I am soooooo stressed out.
This house buying experience has been driving me nuts. I feel so sorry for the owner. I know that she's planning a trip to Europe with this money and I'm so sorry that this has taken so long.Meanwhile I'm in a panic. I have to pay $695 to an inspection service whether we get the house or not. Allstate is continuing to debit our account for the insurance premiums whether we get the house or not. We've paid the $300 for an appraisal that falls way short on the true value on the house. The insured value on the house and the purchase price are almost $60k apart. I keep waiting and waiting. It's so hard to wait. So I told Eddie that we needed to cancel the insurance and to tell the lender we were cancelling the insurance today if they didn't get us approved. Of course they say wait until tomorrow morning. I'm shaking, I'm so upset. I honestly told Eddie I'm suicidal over this and I am, well more like self destructive.
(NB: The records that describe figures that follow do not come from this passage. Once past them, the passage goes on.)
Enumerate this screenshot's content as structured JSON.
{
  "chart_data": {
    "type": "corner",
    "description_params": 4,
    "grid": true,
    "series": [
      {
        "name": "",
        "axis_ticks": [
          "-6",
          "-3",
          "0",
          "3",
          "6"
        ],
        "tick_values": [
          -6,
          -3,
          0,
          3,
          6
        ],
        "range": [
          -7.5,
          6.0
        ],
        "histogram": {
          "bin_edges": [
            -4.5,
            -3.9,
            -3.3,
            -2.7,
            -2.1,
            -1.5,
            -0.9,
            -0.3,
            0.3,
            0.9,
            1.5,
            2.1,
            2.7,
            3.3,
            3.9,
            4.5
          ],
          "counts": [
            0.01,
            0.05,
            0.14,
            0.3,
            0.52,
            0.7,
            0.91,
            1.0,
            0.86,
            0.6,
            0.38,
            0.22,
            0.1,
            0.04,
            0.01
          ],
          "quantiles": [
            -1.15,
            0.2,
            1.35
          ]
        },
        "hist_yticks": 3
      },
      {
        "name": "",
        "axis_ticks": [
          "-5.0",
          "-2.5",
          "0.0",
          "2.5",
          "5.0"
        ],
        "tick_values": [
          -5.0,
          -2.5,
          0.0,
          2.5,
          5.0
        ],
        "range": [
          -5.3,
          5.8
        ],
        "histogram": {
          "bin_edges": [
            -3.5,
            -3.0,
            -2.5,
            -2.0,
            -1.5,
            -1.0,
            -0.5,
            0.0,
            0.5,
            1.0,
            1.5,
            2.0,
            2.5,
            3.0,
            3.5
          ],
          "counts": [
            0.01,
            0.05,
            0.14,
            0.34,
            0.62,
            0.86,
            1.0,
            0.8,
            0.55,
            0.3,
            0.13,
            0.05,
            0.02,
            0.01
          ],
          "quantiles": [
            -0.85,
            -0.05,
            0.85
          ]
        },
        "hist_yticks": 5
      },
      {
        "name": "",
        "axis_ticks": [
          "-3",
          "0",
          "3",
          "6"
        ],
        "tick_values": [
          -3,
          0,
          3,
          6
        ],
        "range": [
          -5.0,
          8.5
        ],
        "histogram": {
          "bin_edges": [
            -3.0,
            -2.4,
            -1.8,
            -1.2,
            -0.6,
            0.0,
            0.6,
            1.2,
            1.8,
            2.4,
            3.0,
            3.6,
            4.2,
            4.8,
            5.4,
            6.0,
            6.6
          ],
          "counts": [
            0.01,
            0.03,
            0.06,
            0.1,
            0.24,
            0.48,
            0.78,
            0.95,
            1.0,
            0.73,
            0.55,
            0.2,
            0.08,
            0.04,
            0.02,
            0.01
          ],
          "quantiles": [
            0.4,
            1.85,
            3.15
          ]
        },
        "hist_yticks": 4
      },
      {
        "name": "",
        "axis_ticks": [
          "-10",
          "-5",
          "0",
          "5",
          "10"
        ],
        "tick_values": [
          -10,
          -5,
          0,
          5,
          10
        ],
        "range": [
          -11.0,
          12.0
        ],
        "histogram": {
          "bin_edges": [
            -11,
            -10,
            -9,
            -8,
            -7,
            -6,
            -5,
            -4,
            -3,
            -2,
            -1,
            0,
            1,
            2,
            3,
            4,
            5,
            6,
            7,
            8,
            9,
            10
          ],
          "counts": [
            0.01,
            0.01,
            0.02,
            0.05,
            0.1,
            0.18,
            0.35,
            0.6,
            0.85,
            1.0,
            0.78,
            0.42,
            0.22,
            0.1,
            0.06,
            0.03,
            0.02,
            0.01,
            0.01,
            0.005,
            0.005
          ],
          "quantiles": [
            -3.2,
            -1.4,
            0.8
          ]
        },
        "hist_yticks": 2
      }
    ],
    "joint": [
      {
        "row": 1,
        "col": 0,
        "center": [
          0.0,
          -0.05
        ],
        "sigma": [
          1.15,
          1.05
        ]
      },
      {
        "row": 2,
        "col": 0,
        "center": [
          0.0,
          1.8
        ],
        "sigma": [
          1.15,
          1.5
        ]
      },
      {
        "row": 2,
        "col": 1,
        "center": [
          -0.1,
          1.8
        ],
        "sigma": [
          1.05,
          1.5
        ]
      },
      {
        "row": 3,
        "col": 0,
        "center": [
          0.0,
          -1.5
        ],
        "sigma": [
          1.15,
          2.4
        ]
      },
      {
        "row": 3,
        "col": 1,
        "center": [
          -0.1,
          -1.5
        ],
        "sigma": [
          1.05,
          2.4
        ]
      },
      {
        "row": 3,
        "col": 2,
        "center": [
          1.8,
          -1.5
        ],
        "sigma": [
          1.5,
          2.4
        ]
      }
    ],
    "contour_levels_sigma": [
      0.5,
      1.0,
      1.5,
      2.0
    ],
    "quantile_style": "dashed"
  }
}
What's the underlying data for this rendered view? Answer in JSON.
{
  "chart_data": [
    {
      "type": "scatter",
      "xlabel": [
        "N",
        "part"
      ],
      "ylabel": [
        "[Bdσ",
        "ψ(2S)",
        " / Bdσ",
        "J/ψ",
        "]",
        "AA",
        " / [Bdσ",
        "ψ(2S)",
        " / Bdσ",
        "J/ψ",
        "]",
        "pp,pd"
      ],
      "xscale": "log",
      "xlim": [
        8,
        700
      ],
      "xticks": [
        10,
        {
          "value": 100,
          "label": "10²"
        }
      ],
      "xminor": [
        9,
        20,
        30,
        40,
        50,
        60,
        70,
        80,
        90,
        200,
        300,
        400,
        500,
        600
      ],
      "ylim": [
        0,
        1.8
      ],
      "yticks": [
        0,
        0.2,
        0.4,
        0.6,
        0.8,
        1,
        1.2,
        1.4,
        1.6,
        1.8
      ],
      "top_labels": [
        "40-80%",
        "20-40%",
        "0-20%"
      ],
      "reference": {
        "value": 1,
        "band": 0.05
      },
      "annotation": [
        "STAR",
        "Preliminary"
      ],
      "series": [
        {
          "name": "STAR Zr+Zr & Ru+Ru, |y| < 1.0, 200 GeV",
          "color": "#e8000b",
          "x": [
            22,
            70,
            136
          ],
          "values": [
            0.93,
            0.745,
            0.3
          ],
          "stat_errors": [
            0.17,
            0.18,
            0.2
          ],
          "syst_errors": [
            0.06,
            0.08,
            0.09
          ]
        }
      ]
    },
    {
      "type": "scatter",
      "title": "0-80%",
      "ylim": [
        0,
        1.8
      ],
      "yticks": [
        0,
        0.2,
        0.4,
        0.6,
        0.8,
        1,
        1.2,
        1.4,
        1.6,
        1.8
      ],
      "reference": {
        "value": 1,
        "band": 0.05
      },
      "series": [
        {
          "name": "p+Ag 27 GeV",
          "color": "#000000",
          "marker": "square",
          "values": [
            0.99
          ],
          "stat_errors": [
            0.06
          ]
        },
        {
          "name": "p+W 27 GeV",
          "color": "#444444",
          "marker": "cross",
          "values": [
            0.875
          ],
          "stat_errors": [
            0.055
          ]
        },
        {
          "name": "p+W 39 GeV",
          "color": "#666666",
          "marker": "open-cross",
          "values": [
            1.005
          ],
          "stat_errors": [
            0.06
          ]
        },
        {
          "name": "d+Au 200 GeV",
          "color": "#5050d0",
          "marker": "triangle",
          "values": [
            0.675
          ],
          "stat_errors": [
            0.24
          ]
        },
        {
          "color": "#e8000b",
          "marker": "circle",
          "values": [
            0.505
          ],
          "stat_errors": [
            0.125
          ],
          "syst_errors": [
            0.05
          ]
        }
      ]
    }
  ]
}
Bad checks and high debts are calling to me.
On another hand we got one copy of my credit report and at least I don't see any credit checks that I haven't approved. So maybe we can get things back on track. I saw a few small things that I could have paid off but didn't so I'll try to get a job to get some of these things paid.
Tomorrow I have to see a DHS worker, I was hoping I would have a job so we wouldn't need to go through this scrutiny but the boys need the insurance. I need to gather the paperwork together and get printouts tomorrow for the bank accounts.
God, I feel like puking or getting smashed. I could do both right now.